Remember that even if DOM is rendered, this.node may not have a value. A truthy result from hasNode() means this.node is initialized. Even within rendered(), you need to call hasNode() before using this.node:

    rendered: function() {
        this.inherited(arguments); // important! must call the inherited method
        if (this.hasNode()) {
            buffNode(this.node);
        }
    });

When Controls Are Rendered

In general, controls are not rendered until you you explicitly say so.
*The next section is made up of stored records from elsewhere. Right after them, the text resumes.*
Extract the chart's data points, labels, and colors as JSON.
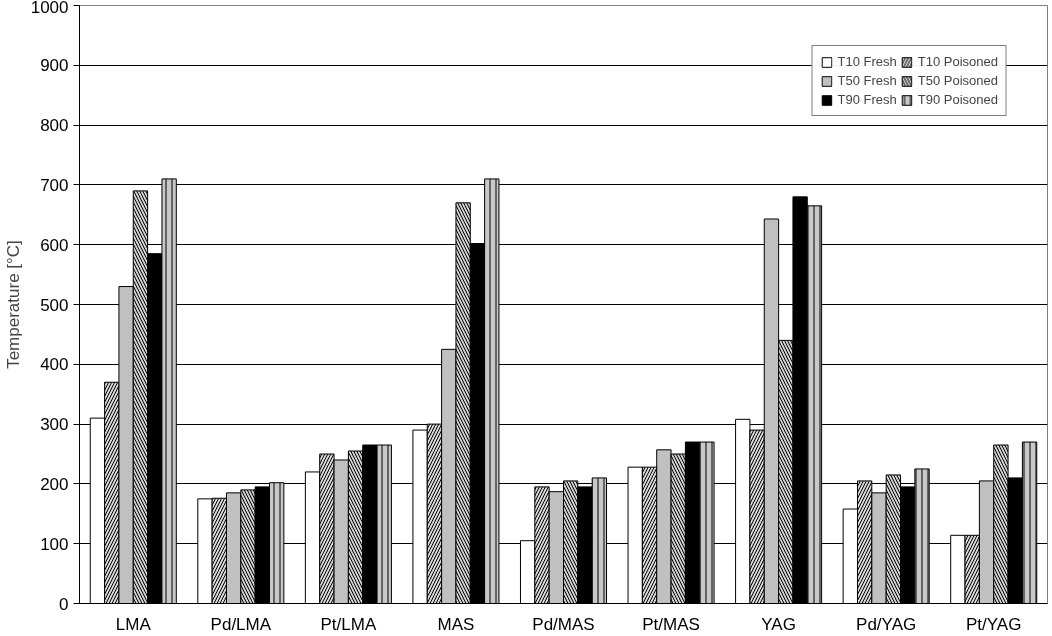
{
  "chart_data": {
    "type": "bar",
    "ylabel": "Temperature [°C]",
    "categories": [
      "LMA",
      "Pd/LMA",
      "Pt/LMA",
      "MAS",
      "Pd/MAS",
      "Pt/MAS",
      "YAG",
      "Pd/YAG",
      "Pt/YAG"
    ],
    "series": [
      {
        "name": "T10 Fresh",
        "color": "#ffffff",
        "values": [
          310,
          175,
          220,
          290,
          105,
          228,
          308,
          158,
          114
        ]
      },
      {
        "name": "T10 Poisoned",
        "color": "#d8d8d8",
        "values": [
          370,
          176,
          250,
          300,
          195,
          228,
          290,
          205,
          114
        ]
      },
      {
        "name": "T50 Fresh",
        "color": "#c0c0c0",
        "values": [
          530,
          185,
          240,
          425,
          187,
          257,
          643,
          185,
          205
        ]
      },
      {
        "name": "T50 Poisoned",
        "color": "#d0d0d0",
        "values": [
          690,
          190,
          255,
          670,
          205,
          250,
          440,
          215,
          265
        ]
      },
      {
        "name": "T90 Fresh",
        "color": "#000000",
        "values": [
          585,
          195,
          265,
          602,
          195,
          270,
          680,
          195,
          210
        ]
      },
      {
        "name": "T90 Poisoned",
        "color": "#c8c8c8",
        "values": [
          710,
          202,
          265,
          710,
          210,
          270,
          665,
          225,
          270
        ]
      }
    ],
    "ylim": [
      0,
      1000
    ],
    "yticks": [
      0,
      100,
      200,
      300,
      400,
      500,
      600,
      700,
      800,
      900,
      1000
    ],
    "grid": "y",
    "legend": "top right"
  }
}
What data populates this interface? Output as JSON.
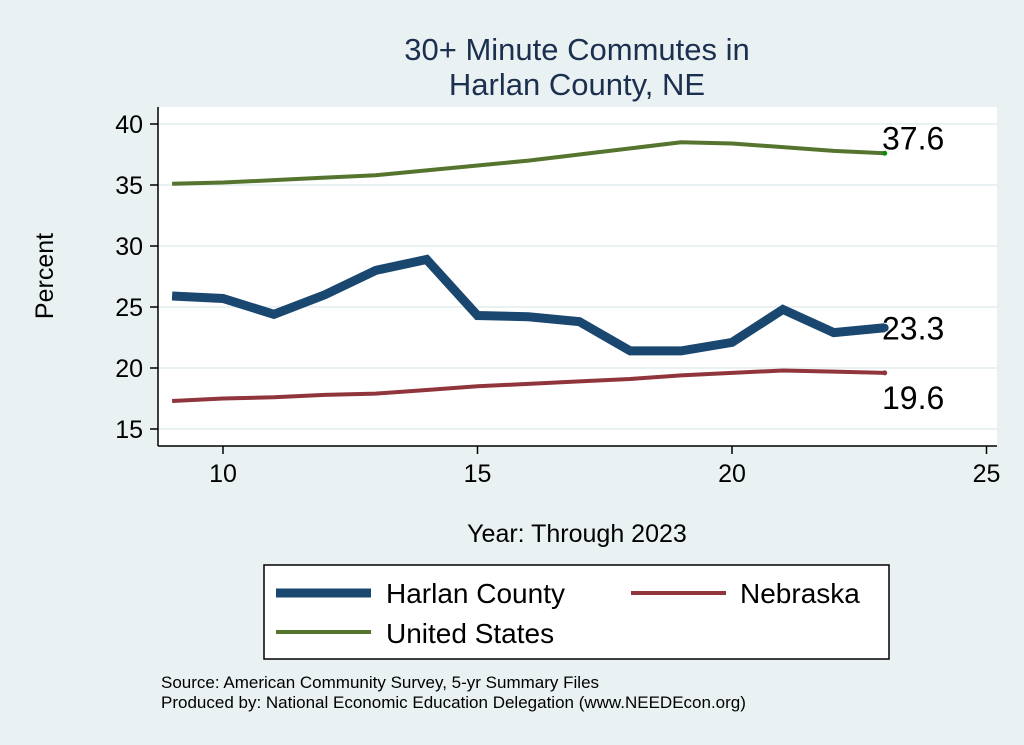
{
  "chart_data": {
    "type": "line",
    "title": [
      "30+ Minute Commutes in",
      "Harlan County, NE"
    ],
    "xlabel": "Year: Through 2023",
    "ylabel": "Percent",
    "xlim": [
      8.9,
      25.3
    ],
    "ylim": [
      14,
      41.3
    ],
    "xticks": [
      10,
      15,
      20,
      25
    ],
    "yticks": [
      15,
      20,
      25,
      30,
      35,
      40
    ],
    "grid": true,
    "legend_position": "bottom",
    "x": [
      9,
      10,
      11,
      12,
      13,
      14,
      15,
      16,
      17,
      18,
      19,
      20,
      21,
      22,
      23
    ],
    "series": [
      {
        "name": "Harlan County",
        "color": "#1a476f",
        "values": [
          25.9,
          25.7,
          24.4,
          26.0,
          28.0,
          28.9,
          24.3,
          24.2,
          23.8,
          21.4,
          21.4,
          22.1,
          24.8,
          22.9,
          23.3
        ],
        "end_label": "23.3"
      },
      {
        "name": "Nebraska",
        "color": "#90353b",
        "values": [
          17.3,
          17.5,
          17.6,
          17.8,
          17.9,
          18.2,
          18.5,
          18.7,
          18.9,
          19.1,
          19.4,
          19.6,
          19.8,
          19.7,
          19.6
        ],
        "end_label": "19.6"
      },
      {
        "name": "United States",
        "color": "#55752f",
        "values": [
          35.1,
          35.2,
          35.4,
          35.6,
          35.8,
          36.2,
          36.6,
          37.0,
          37.5,
          38.0,
          38.5,
          38.4,
          38.1,
          37.8,
          37.6
        ],
        "end_label": "37.6"
      }
    ]
  },
  "notes": [
    "Source: American Community Survey, 5-yr Summary Files",
    "Produced by: National Economic Education Delegation (www.NEEDEcon.org)"
  ]
}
Most applications have a renderInto() or write() call at the very top that renders the controls in the application.

Also, when creating controls dynamically, Enyo will not render those controls until you call render() on them, or on one of their containers. You will often see code like the following:

    updateControls: function() {
        // destroy controls we made last time 
        // ('destroyClientControls' destroys only dynamic controls;
        // 'destroyControls' destroys everything)
        this.destroyClientControls(); 
        // create new controls
        for (var i=0; i<this.count; i++) {
            // created but not rendered
            this.createComponent({kind: "myCoolControl", index: i});
        }
        // render everything in one shot
        this.render();
    });

Destroying a control will cause it to be removed from the DOM right away, as this is a necessary part of the cleanup process. There is no unrender() method.